Re: Could the increase in human life-span account for these results?




"Paul Rubin" <rubin@xxxxxxx> wrote in message
news:3LUOl.15618$jZ1.12339@xxxxxxxxxxxxxxxxxxxxxxx
Gary wrote:
Below is an abstract of an article on apparent ageism in the choice of
photographs to accompany obituries - it seems (given the weakness of
measureing the apparent age of the person in the photograph) that
obituries are bing accompanied by ever younger portrait photographs.
But people have been living longer during the period of the study.
Could the greater life-span of people in the present day account for
the results (there being more years to choose from) without recourse
to ageism?


I don't think so -- the greater life spans add years to the right end of
the time line, not to the left end. If photos were being selected
randomly from a collection taken over a person's life span, extended spans
would result in a higher proportion of shots from late in life, not a
lower proportion.

/Paul

But (as I read it) the article isn't saying (explicitly) that the apparent
ages in the photographs got younger, it's saying that the _difference_
between photograph age and death age increased (actually, that the
proportion of cases in which that difference exceeded 15 years increased).

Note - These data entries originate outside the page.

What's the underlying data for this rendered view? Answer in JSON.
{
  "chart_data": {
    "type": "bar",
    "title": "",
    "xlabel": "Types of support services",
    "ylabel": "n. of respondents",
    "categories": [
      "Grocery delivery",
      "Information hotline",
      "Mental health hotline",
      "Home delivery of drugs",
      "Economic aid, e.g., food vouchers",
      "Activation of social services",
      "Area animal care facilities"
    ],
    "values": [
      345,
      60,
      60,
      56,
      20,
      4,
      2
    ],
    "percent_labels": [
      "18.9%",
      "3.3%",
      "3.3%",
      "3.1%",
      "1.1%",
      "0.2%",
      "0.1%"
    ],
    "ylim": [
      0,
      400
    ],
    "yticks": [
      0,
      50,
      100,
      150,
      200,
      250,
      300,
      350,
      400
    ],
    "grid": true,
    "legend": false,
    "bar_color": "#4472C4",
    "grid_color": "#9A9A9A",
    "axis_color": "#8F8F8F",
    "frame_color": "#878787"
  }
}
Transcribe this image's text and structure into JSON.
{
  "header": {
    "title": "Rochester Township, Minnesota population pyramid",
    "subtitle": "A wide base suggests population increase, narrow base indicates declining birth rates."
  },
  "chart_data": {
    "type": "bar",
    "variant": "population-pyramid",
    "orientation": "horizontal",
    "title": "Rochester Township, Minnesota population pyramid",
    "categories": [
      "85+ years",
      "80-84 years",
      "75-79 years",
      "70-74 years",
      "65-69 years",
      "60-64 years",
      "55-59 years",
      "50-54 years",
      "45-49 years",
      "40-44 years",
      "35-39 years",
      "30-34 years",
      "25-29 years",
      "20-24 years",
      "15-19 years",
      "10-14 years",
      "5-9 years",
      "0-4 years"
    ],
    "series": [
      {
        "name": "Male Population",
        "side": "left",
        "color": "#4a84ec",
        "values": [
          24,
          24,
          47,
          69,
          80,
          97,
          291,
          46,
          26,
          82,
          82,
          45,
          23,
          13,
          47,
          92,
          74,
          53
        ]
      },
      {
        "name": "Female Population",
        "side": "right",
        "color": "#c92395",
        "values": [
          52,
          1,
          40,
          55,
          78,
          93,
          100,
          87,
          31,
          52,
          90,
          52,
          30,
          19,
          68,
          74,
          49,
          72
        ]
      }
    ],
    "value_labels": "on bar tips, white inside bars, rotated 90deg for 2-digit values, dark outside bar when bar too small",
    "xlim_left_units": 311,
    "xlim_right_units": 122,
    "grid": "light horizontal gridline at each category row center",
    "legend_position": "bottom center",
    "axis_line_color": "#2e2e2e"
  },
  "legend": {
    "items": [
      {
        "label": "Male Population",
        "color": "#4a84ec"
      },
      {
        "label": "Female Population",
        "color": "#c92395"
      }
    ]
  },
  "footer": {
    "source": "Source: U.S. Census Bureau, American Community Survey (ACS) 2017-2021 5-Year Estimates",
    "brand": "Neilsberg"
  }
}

If the average length of the 'life line' increases, and (hypothetically)
photograph age is taken randomly from the life line (or from a particular
proportion of it), the size of that difference would also increase - the
whole thing just scales up.

<rant>
That said (and based only on the newspaper report and the university press
release http://researchnews.osu.edu/archive/obitphoto.htm, so I may be
wrong) I think we're idly speculating about causes of effects that may not
be real - as does the original work!

a) The data generation was pretty poor. This all depends on Anderson's
assessment of age.
<quote>Anderson conducted an exercise before doing the study in which he
estimated the ages of people in photographs for which he could confirm the
actual age of those shown. Within the 15-year window, he was accurate more
than four out of five times.</quote>
So the estimation was approx 20% "age-inaccurate", and we aren't told the
numbers there, so we've no estimate of uncertainty on that.
This makes his observed 'age-inaccuracy' changes from 17% to 27% to 30% to
36% seem less substantial; and what were the confidence intervals on those
estimates? and the differences?
Further, Anderson knew the purpose of both the main and preliminary
exercise, so was subject to (possibly unintentional) bias.
The accuracy of Andersons estimates may vary with attributes of the
photograph/person. If he underestimates older ages more (or less) than
younger, or women more (or less) than men, or photos from one decade more
(or less) than photos from another decade, these get totally confounded with
the effects he's deducing.

So I remain to be convinced there is a real effect to be explained.

b) Even if there is a real effect, his attributions of cause are totally
speculative.
"we were less accepting of aging in the 1990s than we were back in the 60s"
"Aging is a double whammy for women, who get hit with more ageism and
sexism,"
"how we as a society define these peak years, and how that definition has
changed over time"
"Adult children are thinking they want a picture of Dad when he was at his
best - and, especially in the late 1990s, that was significantly younger
than we he died. And the discrepancy was even larger for women,"
"Ageism seems to be increasing over time, despite our growing awareness of
the issue,"
He doesn't explain how these conclusions follow from the observations, or
why those putative causes are to be preferred to others, such as the one you
suggest (increasing life span), and the one I suggest (he can't reliably
estimate ages from photographs).

Overall, and in a statistics newsgroup, I regard this as an excellent
example of how NOT to plan, execute, and interpret an investigation.